Judge denies gun club's belated test appeal

Noise reduction plan is too late, Burns rules

April 05, 2002|By Sheridan Lyons | Sheridan Lyons,SUN STAFF

Deep Run Rifle and Revolver Club's request for court approval to test noise-reduction measures at its range near Union Mills was shot down yesterday by a Carroll County Circuit Court judge.

The club has been effectively closed since March 2000 when Judge Luke K. Burns Jr. ruled in favor of a group of longtime neighbors. The group filed a lawsuit in 1997 claiming the 50-year-old club recently had become a nuisance, drawing crowds from out of state with new activities that ran as late as 10 p.m. and noise levels that registered consistently above state limits.

Burns gave the club six months to reduce the noise.

Club members appealed to the Maryland Court of Special Appeals - but neglected to ask Burns or the appellate court to extend the time to reduce the noise, he noted. The higher court upheld Burns' ruling in June.

"No abatement plan was ever presented to me," Burns said yesterday in dismissing the club's motion. "They didn't ask me or either of the two appellate courts for a stay. Here we are, almost two years later ... with a request by the [club] asking me to go back.
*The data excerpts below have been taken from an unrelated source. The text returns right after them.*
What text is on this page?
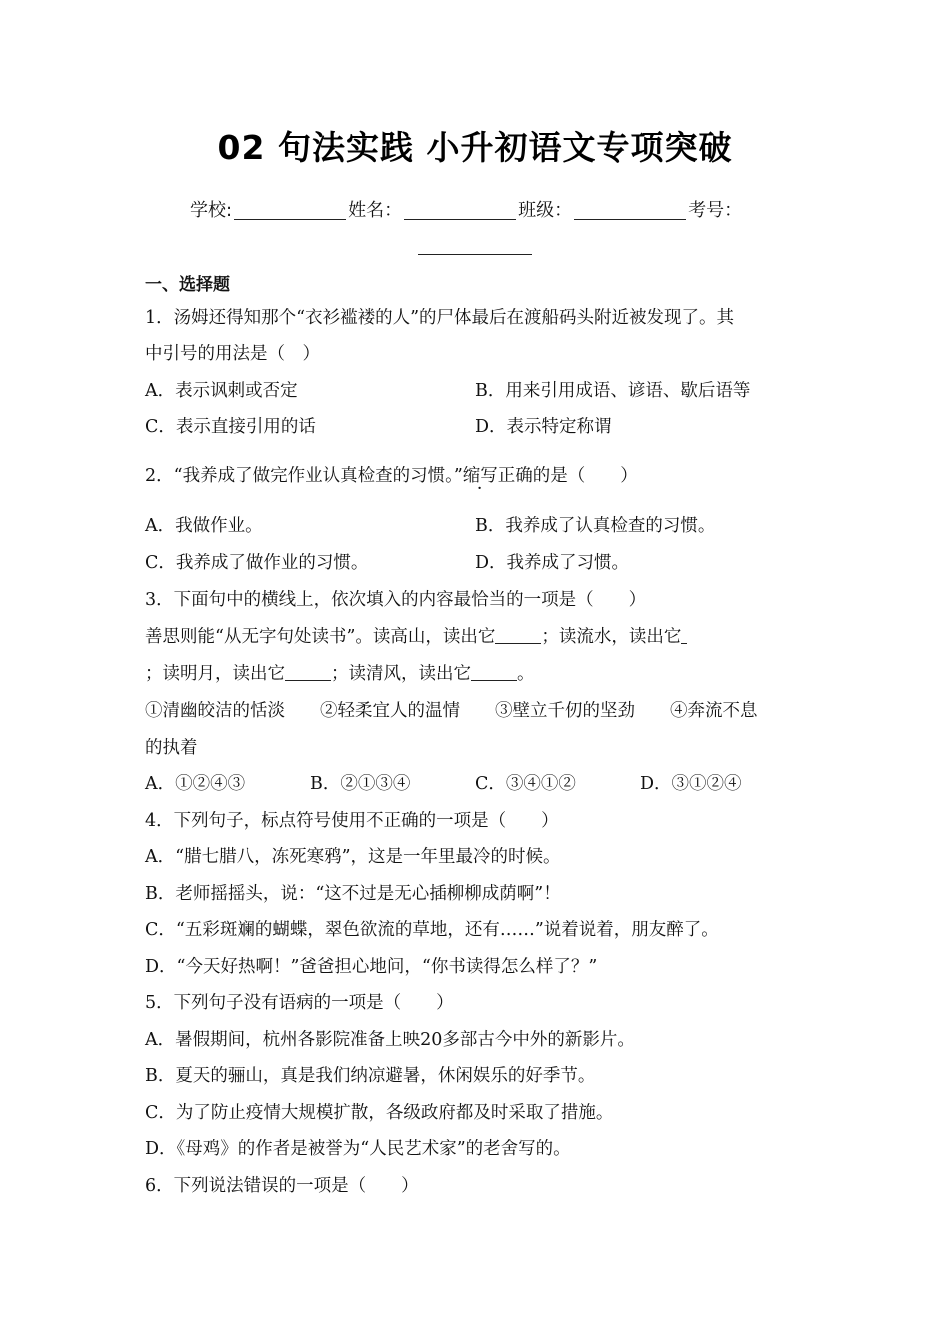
02 句法实践 小升初语文专项突破
学校:	姓名：	班级：	考号：
一、选择题
1．汤姆还得知那个“衣衫褴褛的人”的尸体最后在渡船码头附近被发现了。其
中引号的用法是（　）
A．表示讽刺或否定	B．用来引用成语、谚语、歇后语等
C．表示直接引用的话	D．表示特定称谓
2．“我养成了做完作业认真检查的习惯。”缩写正确的是（　　）
A．我做作业。	B．我养成了认真检查的习惯。
C．我养成了做作业的习惯。	D．我养成了习惯。
3．下面句中的横线上，依次填入的内容最恰当的一项是（　　）
善思则能“从无字句处读书”。读高山，读出它	；读流水，读出它
；读明月，读出它	；读清风，读出它	。
①清幽皎洁的恬淡　　②轻柔宜人的温情　　③壁立千仞的坚劲　　④奔流不息
的执着
A．①②④③	B．②①③④	C．③④①②	D．③①②④
4．下列句子，标点符号使用不正确的一项是（　　）
A．“腊七腊八，冻死寒鸦”，这是一年里最冷的时候。
B．老师摇摇头，说：“这不过是无心插柳柳成荫啊”！
C．“五彩斑斓的蝴蝶，翠色欲流的草地，还有……”说着说着，朋友醉了。
D．“今天好热啊！”爸爸担心地问，“你书读得怎么样了？”
5．下列句子没有语病的一项是（　　）
A．暑假期间，杭州各影院准备上映20多部古今中外的新影片。
B．夏天的骊山，真是我们纳凉避暑，休闲娱乐的好季节。
C．为了防止疫情大规模扩散，各级政府都及时采取了措施。
D．《母鸡》的作者是被誉为“人民艺术家”的老舍写的。
6．下列说法错误的一项是（　　）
"I'm not going to reopen this case," he said, and called the motion frivolous.

The neighbors thought the case was closed - because the club had been effectively closed for almost two years - until the new motion was filed, said their attorney, M. Evelyn Spurgin, who asked for its dismissal and for attorneys' fees.

"It is unfair to make the neighbors come back after so long," she said, and accused the other side of "bad faith."

Samantha Z. Smith, representing the club, said Burns had the authority to modify his order to allow the club to test its noise-reduction measures, which were modeled on the county's firing range.

"All the club is doing is trying to exist," she said, noting that membership has dropped from 125 to 25. The neighbors "want the club to just pack up and go home. ... They don't intend to."

The judge ordered the club to pay neighbors' attorneys' fees of $2,763.75.